Revisiting the valence-band and core-level photoemission spectra of NiO

TL;DR

This study re-examines NiO's valence and core-level electronic structures using advanced photoemission spectroscopy, revealing the Zhang-Rice doublet bound state as the lowest energy feature, consistent with theoretical models.

Contribution

It provides a detailed analysis combining experimental PES data with a configuration-interaction model, confirming the nature of the low-energy states in NiO.

Findings

Enhanced spectral weight of the lowest energy state in bulk-sensitive core-level PES

Agreement between experimental spectra and the configuration-interaction model including bound state screening

Identification of the lowest energy state as the Zhang-Rice doublet bound state

Abstract

We have re-examined the valence-band (VB) and core-level electronic structure of NiO by means of hard and soft x-ray photoemission spectroscopy (PES).

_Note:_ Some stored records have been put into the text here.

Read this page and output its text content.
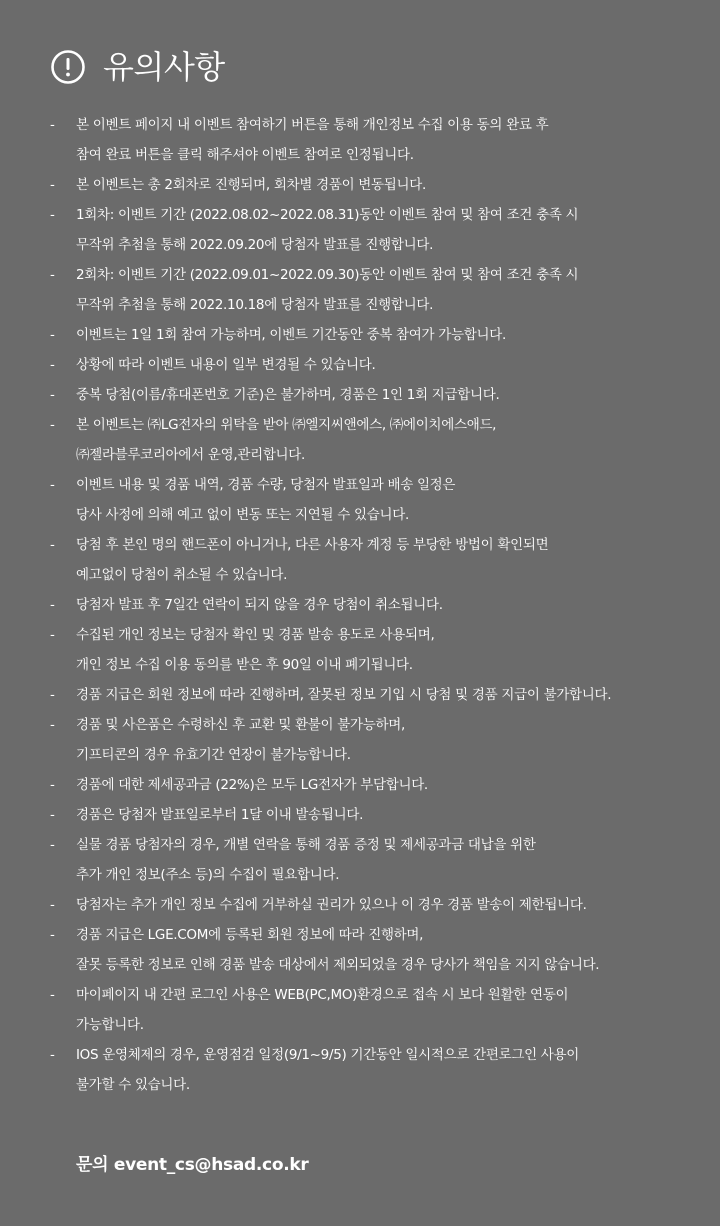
유의사항
-	본 이벤트 페이지 내 이벤트 참여하기 버튼을 통해 개인정보 수집 이용 동의 완료 후
참여 완료 버튼을 클릭 해주셔야 이벤트 참여로 인정됩니다.
-	본 이벤트는 총 2회차로 진행되며, 회차별 경품이 변동됩니다.
-	1회차: 이벤트 기간 (2022.08.02~2022.08.31)동안 이벤트 참여 및 참여 조건 충족 시
무작위 추첨을 통해 2022.09.20에 당첨자 발표를 진행합니다.
-	2회차: 이벤트 기간 (2022.09.01~2022.09.30)동안 이벤트 참여 및 참여 조건 충족 시
무작위 추첨을 통해 2022.10.18에 당첨자 발표를 진행합니다.
-	이벤트는 1일 1회 참여 가능하며, 이벤트 기간동안 중복 참여가 가능합니다.
-	상황에 따라 이벤트 내용이 일부 변경될 수 있습니다.
-	중복 당첨(이름/휴대폰번호 기준)은 불가하며, 경품은 1인 1회 지급합니다.
-	본 이벤트는 ㈜LG전자의 위탁을 받아 ㈜엘지씨앤에스, ㈜에이치에스애드,
㈜젤라블루코리아에서 운영,관리합니다.
-	이벤트 내용 및 경품 내역, 경품 수량, 당첨자 발표일과 배송 일정은
당사 사정에 의해 예고 없이 변동 또는 지연될 수 있습니다.
-	당첨 후 본인 명의 핸드폰이 아니거나, 다른 사용자 계정 등 부당한 방법이 확인되면
예고없이 당첨이 취소될 수 있습니다.
-	당첨자 발표 후 7일간 연락이 되지 않을 경우 당첨이 취소됩니다.
-	수집된 개인 정보는 당첨자 확인 및 경품 발송 용도로 사용되며,
개인 정보 수집 이용 동의를 받은 후 90일 이내 폐기됩니다.
-	경품 지급은 회원 정보에 따라 진행하며, 잘못된 정보 기입 시 당첨 및 경품 지급이 불가합니다.
-	경품 및 사은품은 수령하신 후 교환 및 환불이 불가능하며,
기프티콘의 경우 유효기간 연장이 불가능합니다.
-	경품에 대한 제세공과금 (22%)은 모두 LG전자가 부담합니다.
-	경품은 당첨자 발표일로부터 1달 이내 발송됩니다.
-	실물 경품 당첨자의 경우, 개별 연락을 통해 경품 증정 및 제세공과금 대납을 위한
추가 개인 정보(주소 등)의 수집이 필요합니다.
-	당첨자는 추가 개인 정보 수집에 거부하실 권리가 있으나 이 경우 경품 발송이 제한됩니다.
-	경품 지급은 LGE.COM에 등록된 회원 정보에 따라 진행하며,
잘못 등록한 정보로 인해 경품 발송 대상에서 제외되었을 경우 당사가 책임을 지지 않습니다.
-	마이페이지 내 간편 로그인 사용은 WEB(PC,MO)환경으로 접속 시 보다 원활한 연동이
가능합니다.
-	IOS 운영체제의 경우, 운영점검 일정(9/1~9/5) 기간동안 일시적으로 간편로그인 사용이
불가할 수 있습니다.
문의 event_cs@hsad.co.kr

The spectral weight of the lowest energy state found to be enhanced in the bulk sensitive Ni 2p core-level PES. A configuration-interaction model including the bound state screening has shown significant agreement with the core-level spectra, and the off and on-resonance VB spectra. These results identify the lowest energy state in core-level and VB-PES as the Zhang-Rice doublet bound state, consistent with the spin-fermion model and recent ab initio calculation with dynamical mean-field theory (LDA + DMFT).